C’è un’immagine, forse autobiografica, a cui Guglielmo Castelli ha fatto riferimento durante la nostra conversazione nel suo studio torinese, non più di un mese fa: quella di un bambino che, affinché impari una postura corretta a tavola, viene costretto dai suoi genitori a mangiare con due libri sotto le braccia. 

Questa immagine - sordidamente violenta, ricorrente in certi racconti, decisamente d’altri tempi, sull’apprendimento delle regole del bon ton – mi ha fatto pensare a quel bambino in rapporto alle figure che l’artista dipinge e che avevo attorno nello studio: come cambia, in un individuo, la percezione del mondo esterno, mentre il suo corpo e la sua mente sono alle prese con un’energia, con una tensione che si propaga da un gesto innaturale (nel caso del bambino evocato da Guglielmo la presa per mantenere fermi due libri tra torace e braccia mentre taglia e porta il cibo alla bocca)? E come appare, dal di fuori, la condizione di un individuo il cui corpo è diviso tra un gesto introverso e le inevitabili sollecitazioni dell’esterno? E come si propaga l’energia di quel corpo nel mondo circostante?

Vi è anche un’altra immagine che ha segnato il mio incontro con Castelli nel suo studio, appartiene alla storia dell’arte e ha idealmente accompagnato – mi ha detto l’artista - la realizzazione di alcuni dei lavori esposti in questa mostra, la terza da Francesca Antonini: quella del Sogno di Costantino di Piero della Francesca, un noto frammento delle Storie della Vera Croce (che, guarda caso, avevo rivisto qualche giorno prima durante una breve vacanza ad Arezzo).

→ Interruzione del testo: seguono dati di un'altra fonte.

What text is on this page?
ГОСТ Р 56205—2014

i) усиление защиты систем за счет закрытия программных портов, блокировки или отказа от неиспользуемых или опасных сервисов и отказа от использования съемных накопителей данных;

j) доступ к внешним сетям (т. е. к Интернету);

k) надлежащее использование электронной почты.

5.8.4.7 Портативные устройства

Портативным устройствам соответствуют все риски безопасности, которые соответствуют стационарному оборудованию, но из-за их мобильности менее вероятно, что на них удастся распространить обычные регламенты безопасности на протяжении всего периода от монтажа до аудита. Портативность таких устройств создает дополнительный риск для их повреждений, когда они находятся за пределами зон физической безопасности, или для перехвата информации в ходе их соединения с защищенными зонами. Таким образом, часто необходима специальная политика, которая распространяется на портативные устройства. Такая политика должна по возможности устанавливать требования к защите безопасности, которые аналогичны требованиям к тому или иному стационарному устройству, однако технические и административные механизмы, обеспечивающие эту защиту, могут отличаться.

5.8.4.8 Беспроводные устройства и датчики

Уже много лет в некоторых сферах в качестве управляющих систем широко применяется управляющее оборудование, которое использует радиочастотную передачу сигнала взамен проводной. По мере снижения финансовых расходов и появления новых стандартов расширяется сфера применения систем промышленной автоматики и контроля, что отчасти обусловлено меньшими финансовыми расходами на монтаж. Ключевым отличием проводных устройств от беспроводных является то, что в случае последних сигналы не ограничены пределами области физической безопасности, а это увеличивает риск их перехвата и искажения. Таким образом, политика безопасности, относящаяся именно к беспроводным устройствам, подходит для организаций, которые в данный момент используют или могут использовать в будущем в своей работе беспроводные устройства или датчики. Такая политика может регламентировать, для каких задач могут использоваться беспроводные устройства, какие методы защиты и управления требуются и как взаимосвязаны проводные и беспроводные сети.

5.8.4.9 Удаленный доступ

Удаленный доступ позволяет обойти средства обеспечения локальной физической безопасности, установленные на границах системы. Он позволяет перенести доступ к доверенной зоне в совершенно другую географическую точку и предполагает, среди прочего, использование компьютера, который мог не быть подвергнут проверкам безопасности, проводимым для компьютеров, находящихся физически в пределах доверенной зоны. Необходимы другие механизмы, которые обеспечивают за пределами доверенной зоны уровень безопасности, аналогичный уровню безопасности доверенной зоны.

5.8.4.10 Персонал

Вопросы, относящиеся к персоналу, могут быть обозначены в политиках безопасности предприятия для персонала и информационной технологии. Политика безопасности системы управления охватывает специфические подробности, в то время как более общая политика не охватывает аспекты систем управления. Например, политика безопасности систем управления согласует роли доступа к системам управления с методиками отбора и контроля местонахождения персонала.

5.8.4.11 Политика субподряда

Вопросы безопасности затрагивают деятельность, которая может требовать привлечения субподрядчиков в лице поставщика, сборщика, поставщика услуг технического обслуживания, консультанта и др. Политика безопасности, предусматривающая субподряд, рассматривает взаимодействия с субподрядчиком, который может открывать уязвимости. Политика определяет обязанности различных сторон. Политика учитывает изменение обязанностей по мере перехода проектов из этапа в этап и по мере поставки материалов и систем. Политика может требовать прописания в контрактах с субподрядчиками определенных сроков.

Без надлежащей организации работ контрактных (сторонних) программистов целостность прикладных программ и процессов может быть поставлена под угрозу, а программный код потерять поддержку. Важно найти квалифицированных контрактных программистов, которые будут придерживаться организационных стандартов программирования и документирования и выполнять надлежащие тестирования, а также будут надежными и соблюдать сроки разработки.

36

In quel dipinto lo spazio antistante un corpo sprofondato nel sonno - quello dell’imperatore collocato al centro dell’immagine, all’interno di un baldacchino dalla struttura rigidamente solida - accoglie una presenza - un angelo che porta a Costantino la rivelazione della croce - che proviene dall’interno di quel corpo, dalle visioni che lo stanno attraversando, relegando i personaggi in primo piano (tre guardie alle prese con un compito molto pratico, sorvegliare il corpo dell’imperatore dormiente) in una dimensione dove si sovrappongono sogno e realtà. 

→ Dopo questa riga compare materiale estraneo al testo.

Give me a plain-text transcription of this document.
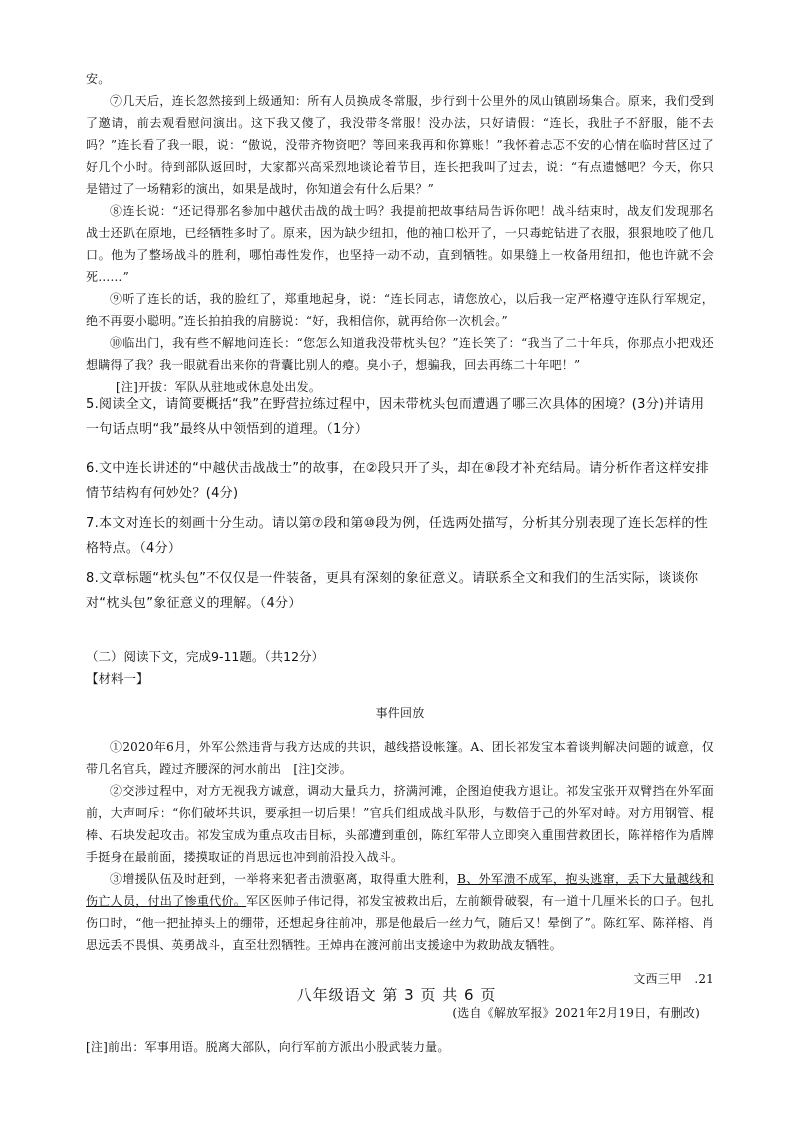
安。

⑦几天后，连长忽然接到上级通知：所有人员换成冬常服，步行到十公里外的凤山镇剧场集合。原来，我们受到了邀请，前去观看慰问演出。这下我又傻了，我没带冬常服！没办法，只好请假：“连长，我肚子不舒服，能不去吗？”连长看了我一眼，说：“傲说，没带齐物资吧？等回来我再和你算账！”我怀着忐忑不安的心情在临时营区过了好几个小时。待到部队返回时，大家都兴高采烈地谈论着节目，连长把我叫了过去，说：“有点遗憾吧？今天，你只是错过了一场精彩的演出，如果是战时，你知道会有什么后果？”

⑧连长说：“还记得那名参加中越伏击战的战士吗？我提前把故事结局告诉你吧！战斗结束时，战友们发现那名战士还趴在原地，已经牺牲多时了。原来，因为缺少纽扣，他的袖口松开了，一只毒蛇钻进了衣服，狠狠地咬了他几口。他为了整场战斗的胜利，哪怕毒性发作，也坚持一动不动，直到牺牲。如果缝上一枚备用纽扣，他也许就不会死……”

⑨听了连长的话，我的脸红了，郑重地起身，说：“连长同志，请您放心，以后我一定严格遵守连队行军规定，绝不再耍小聪明。”连长拍拍我的肩膀说：“好，我相信你，就再给你一次机会。”

⑩临出门，我有些不解地问连长：“您怎么知道我没带枕头包？”连长笑了：“我当了二十年兵，你那点小把戏还想瞒得了我？我一眼就看出来你的背囊比别人的瘪。臭小子，想骗我，回去再练二十年吧！”

[注]开拔：军队从驻地或休息处出发。

5.阅读全文，请简要概括“我”在野营拉练过程中，因未带枕头包而遭遇了哪三次具体的困境？(3分)并请用一句话点明“我”最终从中领悟到的道理。（1分）

6.文中连长讲述的“中越伏击战战士”的故事，在②段只开了头，却在⑧段才补充结局。请分析作者这样安排情节结构有何妙处？(4分)

7.本文对连长的刻画十分生动。请以第⑦段和第⑩段为例，任选两处描写，分析其分别表现了连长怎样的性格特点。（4分）

8.文章标题“枕头包”不仅仅是一件装备，更具有深刻的象征意义。请联系全文和我们的生活实际，谈谈你对“枕头包”象征意义的理解。（4分）

（二）阅读下文，完成9-11题。（共12分）

【材料一】

事件回放

①2020年6月，外军公然违背与我方达成的共识，越线搭设帐篷。A、团长祁发宝本着谈判解决问题的诚意，仅带几名官兵，蹚过齐腰深的河水前出　[注]交涉。

②交涉过程中，对方无视我方诚意，调动大量兵力，挤满河滩，企图迫使我方退让。祁发宝张开双臂挡在外军面前，大声呵斥：“你们破坏共识，要承担一切后果！”官兵们组成战斗队形，与数倍于己的外军对峙。对方用钢管、棍棒、石块发起攻击。祁发宝成为重点攻击目标，头部遭到重创，陈红军带人立即突入重围营救团长，陈祥榕作为盾牌手挺身在最前面，搂摸取证的肖思远也冲到前沿投入战斗。

③增援队伍及时赶到，一举将来犯者击溃驱离，取得重大胜利，B、外军溃不成军，抱头逃窜，丢下大量越线和伤亡人员，付出了惨重代价。军区医帅子伟记得，祁发宝被救出后，左前额骨破裂，有一道十几厘米长的口子。包扎伤口时，“他一把扯掉头上的绷带，还想起身往前冲，那是他最后一丝力气，随后又！晕倒了”。陈红军、陈祥榕、肖思远丢不畏惧、英勇战斗，直至壮烈牺牲。王焯冉在渡河前出支援途中为救助战友牺牲。

文西三甲　.21

(选自《解放军报》2021年2月19日，有删改)

[注]前出：军事用语。脱离大部队，向行军前方派出小股武装力量。

八年级语文 第 3 页 共 6 页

Un corpo dormiente - o meglio, abbandonato - è anche quello raffigurato nel dipinto che introduce i visitatori alla mostra, l’omonimo Sogno di Costantino, dove una figura, la cui presenza è introdotta da una specie di sipario, o tendaggio semiaperto, se ne sta adagiata su uno spazio prospiciente un cielo notturno e luminoso. 

Quello di Sogno di Costantino è anche un “corpo-macchia” (o un corpo realizzato con una giustapposizione di macchie di toni diversi, quelle del piede in primo piano, del corpo e della testa), come altri ne appaiono nei lavori di Castelli. 

“Corpi-macchie” sono in fondo anche le forme riprodotte dalle due ceramiche che l’artista espone nella prima sala della galleria, dove una piccola sfera posta sulla sommità di una massa corporea apparentemente non definitiva, sembra bloccare in un punto di equilibrio il movimento di liquefazione, di discioglimento della figura (sottolineato anche dall’andamento delle linee e delle pennellate sulla superficie della ceramica, sulla pelle della scultura). Inoltre le due ceramiche sono in stretto dialogo, nella prima sala, con il grande intervento a parete dal titolo Spazio di competenza, dove alcune forme ritagliate sulla carta danno vita a una progressione di “corpi-macchie” sulla parete, fluttuante e movimentata come quella di un affresco barocco.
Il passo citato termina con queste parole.